Hazael Sayavedra Miércoles, 04 de Febrero del 2026
El SNA enfrenta su mayor desgaste institucional desde su creación.
Por Hazael Sayavedra
El Sistema Nacional Anticorrupción (SNA), ese gran invento de 2016 que iba a ser el superhéroe contra la corrupción, le pidió a la gobernadora de Baja California, Marina del Pilar Ávila Olmeda, que por favor solicitara licencia o se separara temporalmente del cargo. No era una condena, aclararon con carita de inocentes: solo por “prudencia” e “integridad pública”. Todo porque la FGR investiga a su exesposo, Carlos Torres, por presuntos lazos con el crimen organizado, tráfico de armas, narcotráfico y lavado de dinero.
La presidente del Comité de Participación Ciudadana, Vania Pérez Morales, soltó el bombazo a finales de enero de 2026: “Sepárate, no es por ti, es por el bien mayor”. Y luego se fue ella misma, renunciando entre amenazas de cárcel y presiones de “servidores públicos” que le decían: “Cuidado con lo que denuncias”.

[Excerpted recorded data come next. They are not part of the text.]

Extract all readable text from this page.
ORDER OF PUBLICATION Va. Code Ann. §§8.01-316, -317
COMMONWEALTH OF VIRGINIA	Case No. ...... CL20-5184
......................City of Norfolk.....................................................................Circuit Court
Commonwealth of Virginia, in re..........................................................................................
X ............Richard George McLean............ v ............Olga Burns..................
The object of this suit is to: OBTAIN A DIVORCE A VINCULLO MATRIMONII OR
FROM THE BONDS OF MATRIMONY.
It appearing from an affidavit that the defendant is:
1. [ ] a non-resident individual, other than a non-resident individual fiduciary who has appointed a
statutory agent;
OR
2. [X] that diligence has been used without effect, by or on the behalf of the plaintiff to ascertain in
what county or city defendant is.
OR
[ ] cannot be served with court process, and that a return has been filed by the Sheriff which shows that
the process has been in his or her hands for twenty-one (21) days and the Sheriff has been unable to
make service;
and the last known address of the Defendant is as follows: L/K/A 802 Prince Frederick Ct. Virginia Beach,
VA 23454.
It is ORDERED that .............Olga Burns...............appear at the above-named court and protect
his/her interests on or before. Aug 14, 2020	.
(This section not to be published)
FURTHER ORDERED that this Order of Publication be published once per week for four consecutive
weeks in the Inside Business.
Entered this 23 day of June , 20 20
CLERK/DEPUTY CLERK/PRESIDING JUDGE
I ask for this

Marina del Pilar, con la frente en alto y la sonrisa de siempre, respondió clarito: ni licencia ni renuncia. Sigue en el puesto, gobernando, inaugurando y posando como si nada. ¿Y por qué no se mueve? Porque, ironía de hierro, lo único que la mantiene a salvo por el momento es precisamente aferrarse al cargo. Mientras siga siendo gobernadora, las investigaciones mexicanas van lentitas y las de Estados Unidos —donde ya le quitaron la visa a ella y a su ex por sospechas de lavado y nexos con el narco desde 2025— no la tocan tan fácil. El fuero, el escudo político, el “soy intocable mientras esté aquí”. Si se va, se queda desnuda ante la DEA, el Tesoro gringo y quien quiera tocarla. Así que se queda clavada, como si el escritorio fuera un búnker.

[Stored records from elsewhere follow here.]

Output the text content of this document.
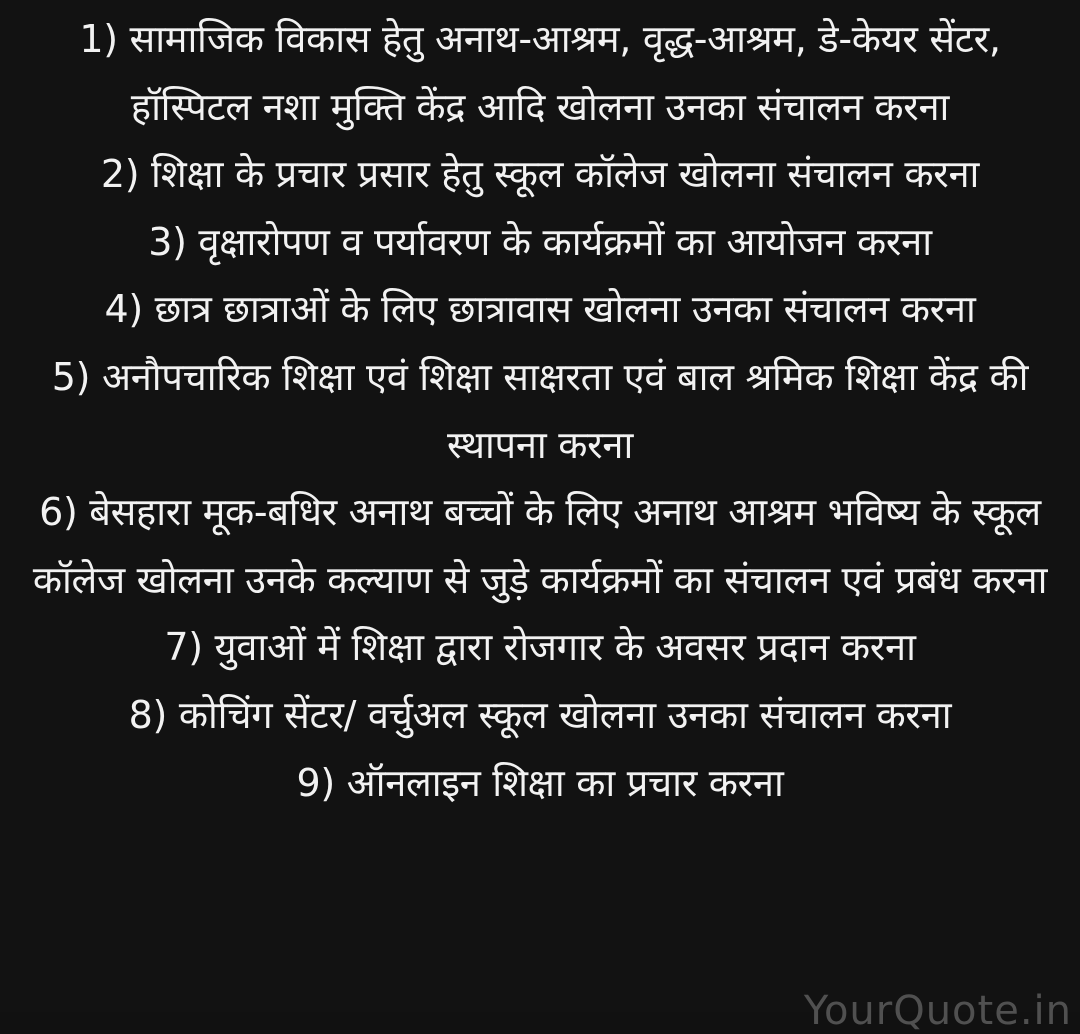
1) सामाजिक विकास हेतु अनाथ-आश्रम, वृद्ध-आश्रम, डे-केयर सेंटर, हॉस्पिटल नशा मुक्ति केंद्र आदि खोलना उनका संचालन करना

2) शिक्षा के प्रचार प्रसार हेतु स्कूल कॉलेज खोलना संचालन करना

3) वृक्षारोपण व पर्यावरण के कार्यक्रमों का आयोजन करना

4) छात्र छात्राओं के लिए छात्रावास खोलना उनका संचालन करना

5) अनौपचारिक शिक्षा एवं शिक्षा साक्षरता एवं बाल श्रमिक शिक्षा केंद्र की स्थापना करना

6) बेसहारा मूक-बधिर अनाथ बच्चों के लिए अनाथ आश्रम भविष्य के स्कूल कॉलेज खोलना उनके कल्याण से जुड़े कार्यक्रमों का संचालन एवं प्रबंध करना

7) युवाओं में शिक्षा द्वारा रोजगार के अवसर प्रदान करना

8) कोचिंग सेंटर/ वर्चुअल स्कूल खोलना उनका संचालन करना

9) ऑनलाइन शिक्षा का प्रचार करना

YourQuote.in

Y aquí viene lo chistoso, lo patético: el SNA que le pide cuentas depende del presupuesto que aprueba el mismo gobierno que ella representa. En 2026, le recortaron a la Secretaría Ejecutiva (SESNA) más del 95%: de 128 millones de pesos a ridículos 6.3 millones. ¿Para qué? Para que no tengan ni para café, ni para investigar, ni para mover un dedo. Los congresistas, esos mismos que deberían temblar ante un sistema anticorrupción fuerte, votan los recortes a propósito. Es la forma más limpia de decir: “Vigílenme, pero sin gasolina, sin personal, sin nada. Así no los persigo yo a ustedes”. El zorro no solo cuida el gallinero: le quita las plumas al gallo para que no cante.
Al final, el SNA es un chiste malo: nació para morder, pero lo dejan sin dientes. Marina se ríe desde su oficina, Vania se va con amenazas en la espalda y la corrupción sigue de fiesta.
¿Quién vigila al vigilante? Nadie, porque al vigilante le quitaron el sueldo para que no moleste. Bienvenidos a México 2026: donde pedir cuentas es un acto de valentía… y quedarse en el poder es la mejor coartada.